Composure in this sense is a discursive habituation writ large, made material by supreme effort of will. In a palpable sense, war is always grounded on his kind of Durchbruch, running always counter the logics of what Benjamin might once have termed the enlightenment trajectory, but, of course, always consistent with it as its internalised other: it is perhaps one of the most striking insights of the postwar Frankfurt school, to see the holocaust as grounded in the logic of Enlightenment.
War thus marks a certain moment in the decay of discourse, a kind of rude Aufhebung of the terms of that discourse which are difficult to repair after the event. What is crucial about the Israeli situation is the sense in which it hangs on to notion of pre-traumatic space and place, regardless of the marking again of that space as always already traumatic. It is as if the nation of Israel itself were a long and tortuous refusal, a testament to the consistency of special-mission nationalisms (the most famous of which, of course, were Germany and Russia, and more recently the collapse of Yugoslavia, all of which suffered tremendously for their fidelity to that illusion).

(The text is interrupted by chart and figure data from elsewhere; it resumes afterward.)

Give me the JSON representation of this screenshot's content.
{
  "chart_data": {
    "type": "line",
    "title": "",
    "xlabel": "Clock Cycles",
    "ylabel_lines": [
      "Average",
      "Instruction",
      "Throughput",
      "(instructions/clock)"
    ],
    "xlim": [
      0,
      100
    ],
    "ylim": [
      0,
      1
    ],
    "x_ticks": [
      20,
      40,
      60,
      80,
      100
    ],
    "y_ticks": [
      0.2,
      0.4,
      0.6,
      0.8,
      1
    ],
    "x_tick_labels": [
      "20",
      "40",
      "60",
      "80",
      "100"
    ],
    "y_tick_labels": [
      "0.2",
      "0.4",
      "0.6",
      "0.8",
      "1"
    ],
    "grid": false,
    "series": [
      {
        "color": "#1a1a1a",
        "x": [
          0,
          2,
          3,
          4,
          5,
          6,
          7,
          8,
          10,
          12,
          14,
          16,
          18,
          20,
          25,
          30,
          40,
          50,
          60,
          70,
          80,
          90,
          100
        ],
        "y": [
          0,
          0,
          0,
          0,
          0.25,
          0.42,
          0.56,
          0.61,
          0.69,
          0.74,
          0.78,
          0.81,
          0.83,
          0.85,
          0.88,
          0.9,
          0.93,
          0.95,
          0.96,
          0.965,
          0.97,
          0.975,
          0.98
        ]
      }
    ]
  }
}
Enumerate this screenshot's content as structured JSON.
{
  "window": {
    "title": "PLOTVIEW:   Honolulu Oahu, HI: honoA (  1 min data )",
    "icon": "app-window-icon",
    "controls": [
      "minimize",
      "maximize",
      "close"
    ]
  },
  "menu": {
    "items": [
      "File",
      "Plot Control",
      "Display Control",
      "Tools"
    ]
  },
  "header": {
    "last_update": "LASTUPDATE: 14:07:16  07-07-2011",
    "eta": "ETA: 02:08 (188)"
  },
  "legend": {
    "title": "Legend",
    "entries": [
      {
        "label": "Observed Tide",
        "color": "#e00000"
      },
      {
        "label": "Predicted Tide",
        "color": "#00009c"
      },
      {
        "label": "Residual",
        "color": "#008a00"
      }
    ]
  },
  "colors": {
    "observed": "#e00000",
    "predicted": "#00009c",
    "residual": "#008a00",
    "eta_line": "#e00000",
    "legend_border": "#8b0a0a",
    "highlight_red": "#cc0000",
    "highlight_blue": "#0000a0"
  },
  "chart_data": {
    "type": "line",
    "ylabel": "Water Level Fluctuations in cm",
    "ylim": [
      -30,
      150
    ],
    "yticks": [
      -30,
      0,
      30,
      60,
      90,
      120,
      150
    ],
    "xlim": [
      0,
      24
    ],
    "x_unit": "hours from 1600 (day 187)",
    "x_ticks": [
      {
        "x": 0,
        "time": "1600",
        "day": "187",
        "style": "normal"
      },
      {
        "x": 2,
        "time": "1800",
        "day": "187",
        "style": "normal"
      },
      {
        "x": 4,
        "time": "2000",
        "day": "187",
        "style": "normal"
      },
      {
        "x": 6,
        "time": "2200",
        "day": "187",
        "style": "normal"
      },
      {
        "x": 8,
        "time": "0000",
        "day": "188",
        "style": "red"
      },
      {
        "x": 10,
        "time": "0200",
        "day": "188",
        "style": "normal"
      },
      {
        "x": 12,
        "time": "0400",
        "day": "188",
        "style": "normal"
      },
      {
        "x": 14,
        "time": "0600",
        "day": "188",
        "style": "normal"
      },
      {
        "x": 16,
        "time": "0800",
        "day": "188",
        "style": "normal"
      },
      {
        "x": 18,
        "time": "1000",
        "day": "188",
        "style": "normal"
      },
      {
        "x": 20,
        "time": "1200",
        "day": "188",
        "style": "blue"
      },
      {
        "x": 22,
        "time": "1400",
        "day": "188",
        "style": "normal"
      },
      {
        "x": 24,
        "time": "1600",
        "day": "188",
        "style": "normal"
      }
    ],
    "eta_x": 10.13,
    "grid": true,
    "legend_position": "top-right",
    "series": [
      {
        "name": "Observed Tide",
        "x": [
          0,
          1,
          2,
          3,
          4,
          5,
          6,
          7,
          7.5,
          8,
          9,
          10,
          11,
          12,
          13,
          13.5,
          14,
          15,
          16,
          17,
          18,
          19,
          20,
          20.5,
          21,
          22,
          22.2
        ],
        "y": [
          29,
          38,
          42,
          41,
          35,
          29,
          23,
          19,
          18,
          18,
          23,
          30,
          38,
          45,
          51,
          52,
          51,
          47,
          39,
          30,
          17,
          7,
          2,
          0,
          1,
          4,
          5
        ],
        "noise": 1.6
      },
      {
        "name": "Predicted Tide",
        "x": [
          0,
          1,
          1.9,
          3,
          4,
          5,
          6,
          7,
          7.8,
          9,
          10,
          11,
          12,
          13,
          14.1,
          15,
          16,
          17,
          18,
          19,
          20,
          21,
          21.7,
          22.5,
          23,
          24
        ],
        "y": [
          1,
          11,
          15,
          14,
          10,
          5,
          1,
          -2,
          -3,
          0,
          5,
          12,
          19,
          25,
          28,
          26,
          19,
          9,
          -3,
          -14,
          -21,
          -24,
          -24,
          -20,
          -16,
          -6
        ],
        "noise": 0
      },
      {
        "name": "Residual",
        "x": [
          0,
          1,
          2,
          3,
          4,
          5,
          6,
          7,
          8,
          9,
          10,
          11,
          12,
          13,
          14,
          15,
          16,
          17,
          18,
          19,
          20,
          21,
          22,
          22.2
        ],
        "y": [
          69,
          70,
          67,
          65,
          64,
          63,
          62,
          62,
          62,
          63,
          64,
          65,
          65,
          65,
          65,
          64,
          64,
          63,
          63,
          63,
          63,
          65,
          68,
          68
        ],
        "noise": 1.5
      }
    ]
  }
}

The continuity of this Sonderweg politics thus works like a kind of pan-European deep narrative: Zionism itself was born in the great Western metropolises, in German-speaking bourgeois circles (Herzl's disdain for Yiddish underlines this effete origin), born out of the encounter with Western-European nationalisms, with Lebensraum, the politics of a radicalised imperialism. It took these tropes and tuned them into a messianic narrative of return, return, return, as a politics of repetition...
The narrative has remained extraordinarily intact, not least because of US (and, to a lesser extent British) support for the 'Israel idea', but also because that support is mixed with a sense of being besieged: Isreal's Sonderweg is held in place not by the flimsy flim flam of torahism, but by the West's continued investment in the statement machine of th Middle East.
Neocon policy seems to cohere around this conception of eternal 'minor' conflict (i.e. as falling short of but promising cataclysm), conflict that can always be drawn on to radicalise public opinion and sustain an anxious hostility to an imagined or grossly overrhetoricised enemy. Israel thus serves a s a structural anchor in neocon policy: its centrality to neocon policy cannot be explained just by the strength of the American-Jewish lobby or by the rise of Christian right-wing pro-Israeli groups (those loonies who think that, come judgment day they will be judged according to their treatment of Israel). These lobbies are really not sufficiently powerful on their own to explain neocon policy.
No. What makes neocon policy so striking and, frankly, hideously dangerous, is its commitment to a politics of structure. What counts is the overall structure of the policy - its consistency unto itself, a kind of autonomisation of political thought. This is, I think, what explains the Israeli position in recent US foreign policy: Israel functions as a catalyst, and its fidelity to that old deep narrative of Sonderweg is what sustains its operability as catalyst.